5. L-Proline (L-Pro) [5]

   Reason for Designing Enzymes: Engineering proline racemase or proline dehydrogenase can enhance the production of D-proline, a valuable chiral building block in pharmaceutical synthesis. [5]

   [5] Tanner JJ. Structural biology of proline catabolism. Amino Acids. 2008 Nov;35(4):719-30.

6. Pyridoxine [6]

   Reason for Designing Enzymes: Designing enzymes for pyridoxine is important for enhancing its role in oxidative stress resistance by modulating its singlet oxygen quenching properties, which can be applied to improving fungal resilience, developing antioxidant therapies, and advancing fluorescence-based imaging techniques. [6]

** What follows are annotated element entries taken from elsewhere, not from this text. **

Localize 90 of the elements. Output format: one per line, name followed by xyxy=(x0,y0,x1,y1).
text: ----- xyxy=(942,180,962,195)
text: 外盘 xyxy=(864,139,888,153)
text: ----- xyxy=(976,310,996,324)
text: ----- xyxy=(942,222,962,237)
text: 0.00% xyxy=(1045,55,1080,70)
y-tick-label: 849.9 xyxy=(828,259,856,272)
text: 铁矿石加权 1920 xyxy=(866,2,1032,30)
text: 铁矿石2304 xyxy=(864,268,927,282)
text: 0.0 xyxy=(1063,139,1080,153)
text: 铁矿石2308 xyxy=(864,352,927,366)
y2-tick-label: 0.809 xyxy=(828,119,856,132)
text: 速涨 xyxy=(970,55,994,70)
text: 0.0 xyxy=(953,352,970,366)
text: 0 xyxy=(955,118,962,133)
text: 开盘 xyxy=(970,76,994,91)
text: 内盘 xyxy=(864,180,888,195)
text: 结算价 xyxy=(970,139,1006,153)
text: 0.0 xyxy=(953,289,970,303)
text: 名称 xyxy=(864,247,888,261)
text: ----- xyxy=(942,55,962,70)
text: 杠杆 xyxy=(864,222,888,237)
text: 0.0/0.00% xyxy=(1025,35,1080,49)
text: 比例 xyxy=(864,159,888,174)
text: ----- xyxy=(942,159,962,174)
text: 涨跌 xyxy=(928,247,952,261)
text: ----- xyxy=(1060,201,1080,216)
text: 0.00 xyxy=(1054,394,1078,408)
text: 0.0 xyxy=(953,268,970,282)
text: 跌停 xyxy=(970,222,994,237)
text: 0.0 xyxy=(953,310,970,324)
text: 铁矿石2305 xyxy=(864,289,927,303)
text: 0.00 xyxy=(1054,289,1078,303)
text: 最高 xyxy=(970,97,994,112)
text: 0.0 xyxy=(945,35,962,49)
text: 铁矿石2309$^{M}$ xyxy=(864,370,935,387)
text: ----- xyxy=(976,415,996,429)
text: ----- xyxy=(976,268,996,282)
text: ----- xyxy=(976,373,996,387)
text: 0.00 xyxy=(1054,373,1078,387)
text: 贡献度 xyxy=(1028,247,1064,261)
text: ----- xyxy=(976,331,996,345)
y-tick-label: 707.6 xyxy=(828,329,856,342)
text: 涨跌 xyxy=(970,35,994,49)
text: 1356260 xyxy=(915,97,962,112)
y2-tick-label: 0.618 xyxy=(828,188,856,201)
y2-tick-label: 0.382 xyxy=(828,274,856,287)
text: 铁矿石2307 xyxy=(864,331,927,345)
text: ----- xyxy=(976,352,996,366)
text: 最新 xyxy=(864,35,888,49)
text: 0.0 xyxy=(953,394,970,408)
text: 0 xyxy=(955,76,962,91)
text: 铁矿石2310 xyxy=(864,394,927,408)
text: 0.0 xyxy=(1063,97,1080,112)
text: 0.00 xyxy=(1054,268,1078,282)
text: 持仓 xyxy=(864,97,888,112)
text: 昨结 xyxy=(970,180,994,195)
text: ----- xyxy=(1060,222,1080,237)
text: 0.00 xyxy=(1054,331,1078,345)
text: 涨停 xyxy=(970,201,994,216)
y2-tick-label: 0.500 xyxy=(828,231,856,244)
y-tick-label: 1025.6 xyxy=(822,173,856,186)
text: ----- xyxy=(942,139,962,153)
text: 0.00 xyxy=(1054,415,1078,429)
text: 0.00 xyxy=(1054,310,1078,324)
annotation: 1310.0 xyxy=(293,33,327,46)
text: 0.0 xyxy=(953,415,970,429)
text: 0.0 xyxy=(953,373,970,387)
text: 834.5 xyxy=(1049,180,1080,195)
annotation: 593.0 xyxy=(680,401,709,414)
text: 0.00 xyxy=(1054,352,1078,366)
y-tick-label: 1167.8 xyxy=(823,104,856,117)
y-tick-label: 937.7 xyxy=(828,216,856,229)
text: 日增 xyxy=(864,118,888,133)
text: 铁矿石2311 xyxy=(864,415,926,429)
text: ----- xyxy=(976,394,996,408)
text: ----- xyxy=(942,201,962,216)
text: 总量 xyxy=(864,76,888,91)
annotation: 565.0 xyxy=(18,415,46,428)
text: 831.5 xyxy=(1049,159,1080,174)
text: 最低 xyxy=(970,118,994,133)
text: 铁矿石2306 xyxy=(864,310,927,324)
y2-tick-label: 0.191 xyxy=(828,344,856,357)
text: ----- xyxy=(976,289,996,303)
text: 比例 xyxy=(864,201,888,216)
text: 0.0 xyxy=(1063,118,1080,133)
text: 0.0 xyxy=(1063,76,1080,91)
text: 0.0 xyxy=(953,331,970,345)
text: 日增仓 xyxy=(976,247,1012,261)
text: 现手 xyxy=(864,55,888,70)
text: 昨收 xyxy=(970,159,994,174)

   [6] Bilski P, Li MY, Ehrenshaft M, Daub ME, Chignell CF. Vitamin B6 (pyridoxine) and its derivatives are efficient singlet oxygen quenchers and potential fungal antioxidants. Photochem Photobiol. 2000 Feb;71(2):129-34.

7. leukotriene A4(1-) [7]

   Reason for Designing Enzymes: Developing selective leukotriene A4 hydrolase inhibitors can lead to new anti-inflammatory drugs with fewer side effects.

   [7] Haeggström JZ. Structure, function, and regulation of leukotriene A4 hydrolase. Am J Respir Crit Care Med. 2000 Feb;161(2 Pt 2):S25-31. doi: 10.1164/ajrccm.161.supplement_1.ltta-6.

To remove structural elements such as signal peptides and transmembrane domains

Thanks for your suggestion. This process can provide the model with clearer sequence patterns by eliminating undetermined sections. In the future version, we will test the performance after removing signal peptides and transmembrane domains in the whole dataset.

Detail of unconditional generation baselines

ProGen2 and ProtGPT2: We utilized the pre-trained weights for both ProGen2 and ProtGPT2 to directly generate sequences with a maximum length of 1024. No information related to target substrates is provided to either model. These models serve as baselines for the capability of protein language models to generate sequences without specific functional guidance.